2. Means testing cannot be relied upon as a strategy to ensure that the poor and other vulnerable groups have access to services in a fee-charging system. Available evidence suggests that means testing, as currently implemented, is extremely costly and fails to protect many who need protection, while providing exemptions for those who are able to pay. The imperfect, short-term solution may be to charge fees at a very low level, and to use simple targeting strategies that do not require means testing, such as targeting by geographic area, facility type, etc. This implies accepting both limited cost recovery and mistargeted exemptions as inevitable until more is known about ways to institute effective means testing in the circumstances that prevail in the region, at reasonable cost. At that time, higher fee levels, and more effective, specific means testing systems, can be instituted.

3. At least some fee revenues should be retained by the service delivery outlets that collect them and, to the extent possible, used to improve service quality. This will enhance revenue collection and may mitigate the demand-dampening effects of fees. Quality improvements are also important in their own right.

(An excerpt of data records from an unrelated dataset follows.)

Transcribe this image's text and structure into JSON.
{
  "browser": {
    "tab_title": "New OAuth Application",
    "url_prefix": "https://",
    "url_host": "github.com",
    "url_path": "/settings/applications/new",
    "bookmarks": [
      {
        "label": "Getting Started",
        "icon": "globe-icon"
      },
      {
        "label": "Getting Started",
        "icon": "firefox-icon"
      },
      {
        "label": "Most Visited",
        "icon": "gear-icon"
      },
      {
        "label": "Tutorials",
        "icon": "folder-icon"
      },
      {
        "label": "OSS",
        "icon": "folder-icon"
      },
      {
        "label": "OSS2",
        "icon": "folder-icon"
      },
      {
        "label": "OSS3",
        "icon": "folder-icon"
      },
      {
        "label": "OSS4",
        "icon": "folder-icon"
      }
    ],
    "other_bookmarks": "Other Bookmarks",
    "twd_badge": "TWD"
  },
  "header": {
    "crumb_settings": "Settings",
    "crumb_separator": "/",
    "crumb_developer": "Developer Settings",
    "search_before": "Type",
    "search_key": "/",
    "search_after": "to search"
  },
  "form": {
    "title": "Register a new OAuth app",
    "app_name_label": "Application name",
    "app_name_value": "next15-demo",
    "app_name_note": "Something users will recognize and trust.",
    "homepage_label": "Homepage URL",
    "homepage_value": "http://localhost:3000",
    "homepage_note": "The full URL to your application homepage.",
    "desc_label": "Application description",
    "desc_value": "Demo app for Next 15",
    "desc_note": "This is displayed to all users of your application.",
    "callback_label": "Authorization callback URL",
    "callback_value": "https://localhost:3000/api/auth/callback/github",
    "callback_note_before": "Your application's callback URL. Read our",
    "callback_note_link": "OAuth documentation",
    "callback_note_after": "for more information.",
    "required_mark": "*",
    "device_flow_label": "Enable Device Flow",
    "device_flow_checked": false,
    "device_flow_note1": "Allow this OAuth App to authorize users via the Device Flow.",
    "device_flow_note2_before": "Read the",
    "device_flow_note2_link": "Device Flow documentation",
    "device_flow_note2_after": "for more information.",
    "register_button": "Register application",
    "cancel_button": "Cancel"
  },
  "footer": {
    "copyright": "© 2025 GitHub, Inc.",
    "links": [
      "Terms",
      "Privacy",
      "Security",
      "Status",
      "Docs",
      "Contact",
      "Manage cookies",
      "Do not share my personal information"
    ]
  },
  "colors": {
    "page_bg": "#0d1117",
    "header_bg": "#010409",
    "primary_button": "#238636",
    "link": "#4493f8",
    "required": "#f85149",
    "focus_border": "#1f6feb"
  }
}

4. Given the concern that high fees may deter contraceptive use and given the poor performance of means testing, greater attention should be given to encouraging the growth of the commercial sector and cutting costs in subsidized programs. These strategies are discussed in the following two chapters. Programs should center their resource mobilization efforts on strategies such as encouraging public sector users with the ability to pay to use commercial sector services, and creating an environment conducive to commercial sector growth.

Footnotes

  1. Clinics were not randomly assigned to experimental or control groups. It is possible that the clinics making the changes were in some way different from the ones that did not, and that part of the measured impact has to do with initial clinic characteristics. It is important that facilities be randomly selected into experimental or control groups. (FHI, INOPAL and the POLICY Project carried out a study in Ecuador in which clinics are randomly assigned to different price groups.)
  2. When determining the potential impact of an increase in fees, it is important to note that official prices may underestimate the amount clients currently pay. There is evidence from both the health and family planning sectors that clients often pay more for services than officially stipulated. Even where services are officially provided free of charge, people sometimes are charged for them at the point of service. In Ghana, the price charged for contraceptives was between 200 percent and 638 percent higher than the official price, depending on the method (Kress, 1995). The Population Council Situation Analysis in Senegal found similar price variability among facilities.
  3. In studies that use availability of contraceptives as a measure of quality, the impact of quality on demand may appear to be limited due to endogeneity. In a type IV study of Kenya, for example, Mwabu et al. (1993) focus on drug availability as a quality measure. They point out that lower quality facilities may lack drugs due to supply problems, but higher quality facilities may lack drugs at any given moment precisely because services are in such high demand. In econometric analyses of demand for family planning services, it may be that higher quality outlets lack contraceptives because of high demand, thereby obscuring the role of quality.
  4. In determining the impact of price changes on contraceptive use, it might appear that the most straightforward approach is to ask people how their behavior would change if prices increased; however, it is not clear that responses to these types of questions are reliable. Until results from willingness to pay studies are validated, we must rely on empirical results, derived either from cross-sectional household studies in which inferences are made about behavior or from field-based studies (with or without adequate controls) that assess the impact of actual price changes. POLICY/FHI/INOPAL collaboration in Ecuador is addressing the issue of validity of respondent results on willingness to pay.